You are viewing a plain text version of this content. The canonical link for it is here.
Posted to user@kylin.apache.org by zhong zhang <zz...@gmail.com> on 2016/01/08 01:54:17 UTC

ultra high cardinality

Hi All,

The cube we are trying to build include several ultra high-cardinality
columns.
They are over 50 million cardinality.
>From this link
<http://www.slideshare.net/YangLi43/design-cube-in-apache-kylin?next_slideshow=5>,
it says:
Avoid UHC as much as possible.
- if it's used as indicator, then put the indicator in cube.
- try categorize values or derive features from the UHC rather than putting
the original value in cube.

I'm sorry that I'm a newbie to the Kylin and Cube things. Can anyone
give a little bit more detailed explanation for the above two suggestions?

Best regards,
Zhong

Re: ultra high cardinality

Posted by Li Yang <li...@apache.org>.
When carefully designed dimensions and aggregation group, Kylin can work
with ultra high-cardinality columns.  That requires understanding of the
analysis scenario first.

As to the specific lines, it's basically saying think if the UHC can be
replaced with a low cardinality column. E.g. some data set has a URL column
which is UHC, and in real analysis which really useful is only the domain
name, so in such case, ETL can pre-process the URL into domain names, then
cube doesn't have to deal with the UHC directly.

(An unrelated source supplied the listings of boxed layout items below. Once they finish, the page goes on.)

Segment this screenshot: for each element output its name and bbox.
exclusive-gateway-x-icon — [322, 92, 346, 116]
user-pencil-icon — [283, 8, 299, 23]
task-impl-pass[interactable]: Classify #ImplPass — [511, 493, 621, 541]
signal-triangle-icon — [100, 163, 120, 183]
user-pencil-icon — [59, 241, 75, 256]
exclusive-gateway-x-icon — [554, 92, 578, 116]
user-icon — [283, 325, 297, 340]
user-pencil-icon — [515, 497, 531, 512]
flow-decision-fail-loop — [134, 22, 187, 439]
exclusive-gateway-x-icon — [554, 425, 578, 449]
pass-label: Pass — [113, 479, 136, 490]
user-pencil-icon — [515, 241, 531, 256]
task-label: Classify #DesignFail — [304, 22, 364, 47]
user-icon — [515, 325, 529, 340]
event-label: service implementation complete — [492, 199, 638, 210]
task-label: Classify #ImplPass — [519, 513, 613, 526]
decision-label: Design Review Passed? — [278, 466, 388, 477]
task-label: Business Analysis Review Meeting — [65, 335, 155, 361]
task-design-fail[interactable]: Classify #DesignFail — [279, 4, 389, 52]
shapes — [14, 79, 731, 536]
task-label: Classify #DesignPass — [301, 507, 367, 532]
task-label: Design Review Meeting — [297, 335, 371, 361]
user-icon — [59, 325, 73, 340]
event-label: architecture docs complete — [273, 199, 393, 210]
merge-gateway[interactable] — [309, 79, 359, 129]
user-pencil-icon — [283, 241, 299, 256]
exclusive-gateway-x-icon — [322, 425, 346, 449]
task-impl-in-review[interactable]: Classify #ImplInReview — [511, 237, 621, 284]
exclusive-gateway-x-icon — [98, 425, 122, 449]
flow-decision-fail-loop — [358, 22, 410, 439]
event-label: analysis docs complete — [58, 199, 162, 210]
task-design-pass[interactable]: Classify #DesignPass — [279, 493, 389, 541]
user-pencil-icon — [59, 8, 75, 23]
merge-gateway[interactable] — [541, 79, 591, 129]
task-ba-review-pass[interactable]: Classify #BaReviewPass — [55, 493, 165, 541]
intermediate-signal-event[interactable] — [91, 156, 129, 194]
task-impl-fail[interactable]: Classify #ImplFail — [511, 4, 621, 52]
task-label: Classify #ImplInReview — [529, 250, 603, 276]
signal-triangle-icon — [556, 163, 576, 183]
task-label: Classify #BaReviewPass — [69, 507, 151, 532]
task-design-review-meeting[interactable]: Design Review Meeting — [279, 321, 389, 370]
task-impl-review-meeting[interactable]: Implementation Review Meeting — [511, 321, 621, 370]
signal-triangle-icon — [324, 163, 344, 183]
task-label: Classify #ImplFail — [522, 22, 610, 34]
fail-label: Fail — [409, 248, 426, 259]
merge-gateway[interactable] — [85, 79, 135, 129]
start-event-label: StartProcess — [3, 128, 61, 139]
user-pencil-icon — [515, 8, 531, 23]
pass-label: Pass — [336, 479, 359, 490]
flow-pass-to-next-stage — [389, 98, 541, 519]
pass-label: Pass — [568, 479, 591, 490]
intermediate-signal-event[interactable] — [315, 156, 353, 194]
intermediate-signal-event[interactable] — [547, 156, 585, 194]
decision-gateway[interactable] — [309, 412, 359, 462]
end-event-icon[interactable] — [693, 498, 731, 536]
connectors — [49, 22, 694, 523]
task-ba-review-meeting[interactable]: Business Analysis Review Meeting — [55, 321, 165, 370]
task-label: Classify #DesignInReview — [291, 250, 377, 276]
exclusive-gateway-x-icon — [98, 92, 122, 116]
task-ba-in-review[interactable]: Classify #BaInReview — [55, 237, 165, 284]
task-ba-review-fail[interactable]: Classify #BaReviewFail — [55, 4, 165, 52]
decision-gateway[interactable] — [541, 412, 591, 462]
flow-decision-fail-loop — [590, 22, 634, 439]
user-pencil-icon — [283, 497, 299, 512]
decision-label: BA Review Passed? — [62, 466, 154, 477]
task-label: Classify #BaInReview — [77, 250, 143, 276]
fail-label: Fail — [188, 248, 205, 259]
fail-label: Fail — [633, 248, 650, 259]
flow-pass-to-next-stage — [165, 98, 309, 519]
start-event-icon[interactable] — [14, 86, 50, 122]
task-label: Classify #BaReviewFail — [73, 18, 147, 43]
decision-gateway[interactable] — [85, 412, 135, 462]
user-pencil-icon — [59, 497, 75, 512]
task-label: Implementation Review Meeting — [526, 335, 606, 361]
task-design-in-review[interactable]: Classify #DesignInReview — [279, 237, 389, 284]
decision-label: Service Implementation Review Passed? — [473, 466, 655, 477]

On Fri, Jan 8, 2016 at 8:54 AM, zhong zhang <zz...@gmail.com> wrote:

> Hi All,
>
> The cube we are trying to build include several ultra high-cardinality
> columns.
> They are over 50 million cardinality.
> From this link
> <http://www.slideshare.net/YangLi43/design-cube-in-apache-kylin?next_slideshow=5>,
> it says:
> Avoid UHC as much as possible.
> - if it's used as indicator, then put the indicator in cube.
> - try categorize values or derive features from the UHC rather than
> putting the original value in cube.
>
> I'm sorry that I'm a newbie to the Kylin and Cube things. Can anyone
> give a little bit more detailed explanation for the above two suggestions?
>
> Best regards,
> Zhong
>